Many social media managers know exactly what they’ll post on Facebook tomorrow. Some know what they’ll post next Tuesday. And a few even know what they’ll post on January 1.
Are they clairvoyant, or do they have other mystical powers? Nope. In fact, there’s nothing special about them other than how they approach social media management. Those who seem to be able to predict the future merely have made planning a priority through the use of a content calendar.
Content calendars – also sometimes known as editorial calendars – predate social media by decades. Most media outlets have used them in some form to establish themes and to allow enough lead time for their staff to generate content. Smart social media managers take the same approach, looking ahead to plan what they’ll say and when they’ll say it while allowing for some flexibility as new ideas evolve.
The alternative – posting whatever content seems appropriate on a given day – might seem like less work, but it’s actually much more labor intensive. In addition, it’s ultimately less effective, since opportunities are often missed and gaps between posts are more likely to increase as social media managers scramble to find something to post (and as they often settle for uninspired content).
In short, if using a content calendar sounds like a lot of work, that’s because it is – but not using one leads to chaos.
Like many things in our working life, however, a little time invested in building a content calendar saves exponentially more time in the long run.

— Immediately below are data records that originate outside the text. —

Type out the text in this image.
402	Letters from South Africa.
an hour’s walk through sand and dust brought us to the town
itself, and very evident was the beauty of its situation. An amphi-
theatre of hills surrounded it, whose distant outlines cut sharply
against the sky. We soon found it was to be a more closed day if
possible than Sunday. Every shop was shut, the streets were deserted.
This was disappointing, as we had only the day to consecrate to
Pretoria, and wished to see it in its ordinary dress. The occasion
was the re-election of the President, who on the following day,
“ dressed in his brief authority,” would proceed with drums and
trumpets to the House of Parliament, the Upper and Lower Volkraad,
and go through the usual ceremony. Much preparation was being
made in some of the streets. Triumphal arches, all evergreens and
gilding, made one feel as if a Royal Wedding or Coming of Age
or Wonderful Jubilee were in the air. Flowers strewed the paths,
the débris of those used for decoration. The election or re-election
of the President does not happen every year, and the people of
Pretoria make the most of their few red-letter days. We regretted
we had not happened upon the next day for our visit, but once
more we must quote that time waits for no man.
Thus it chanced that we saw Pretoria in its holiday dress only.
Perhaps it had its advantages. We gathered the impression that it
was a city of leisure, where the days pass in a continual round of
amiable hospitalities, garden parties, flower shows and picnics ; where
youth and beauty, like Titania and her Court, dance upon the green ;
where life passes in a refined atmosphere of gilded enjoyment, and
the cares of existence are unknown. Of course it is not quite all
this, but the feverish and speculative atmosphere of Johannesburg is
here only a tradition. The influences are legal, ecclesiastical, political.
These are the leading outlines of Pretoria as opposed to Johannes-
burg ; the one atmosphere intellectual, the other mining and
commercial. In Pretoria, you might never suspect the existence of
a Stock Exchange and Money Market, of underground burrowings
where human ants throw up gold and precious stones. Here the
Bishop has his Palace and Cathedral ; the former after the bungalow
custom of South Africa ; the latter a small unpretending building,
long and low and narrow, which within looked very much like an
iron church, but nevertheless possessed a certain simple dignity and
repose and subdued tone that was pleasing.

If you’re not currently using one, the onset of the new year provides a great opportunity to reboot. Here’s how to get started:
1. First, consider who will use your content calendar. Is it just you or – as is likely to be the case in most organizations – are others part of your social media team? If it’s a collaborative effort, you’ll want to make your calendar easy for everyone to share and edit. Cloud-based documents are especially useful since team members can use the same document without worrying about which version is the most current.
2. Next, think about what format to use. While it can be a calendar – as the name “content calendar” suggests – a spreadsheet can be equally effective. Others use project management tools like Trello. There truly is no one right answer; whatever works for your team – and is most likely to actually be used – is a great choice.
3. Build your calendar. Consider which platforms you have at your disposal and how frequently you’ll want to post to each. For example, let’s imagine you have a Facebook business page, a personal LinkedIn profile, an Instagram account, and a blog. It’s likely that you’ll post more frequently to Facebook than you do to your blog, so you’ll need to plan accordingly. That starts with accounting for every day of the year on your calendar – and perhaps accounting for multiple posts on certain days, even if you don’t plan to post daily to every platform. It’s better to have more flexibility than you need instead of not having enough.
4. Populate it with content ideas. This is where your calendar comes to life. Remember, however, that these are just “ideas.” Some entries are unlikely to move (e.g., a notice that you’ll be closed on Thanksgiving that posts the fourth Monday of November), but you may have more options for others (e.g., an evergreen profile of one of your staff members that you’ll share on your blog). The key is getting enough ideas down to reduce the labor of deciding what to say while having enough wiggle room to be responsive to the timely ideas that will inevitably emerge throughout the year.
Regardless of whether you use a content calendar, there are two facets to content development: identifying ideas and actually producing them. Using a calendar, however, makes you better at both. It won’t remove all the labor involved in being a social media manager, but it will make it seem like you can predict the future, even if all you’re doing is simply planning for it.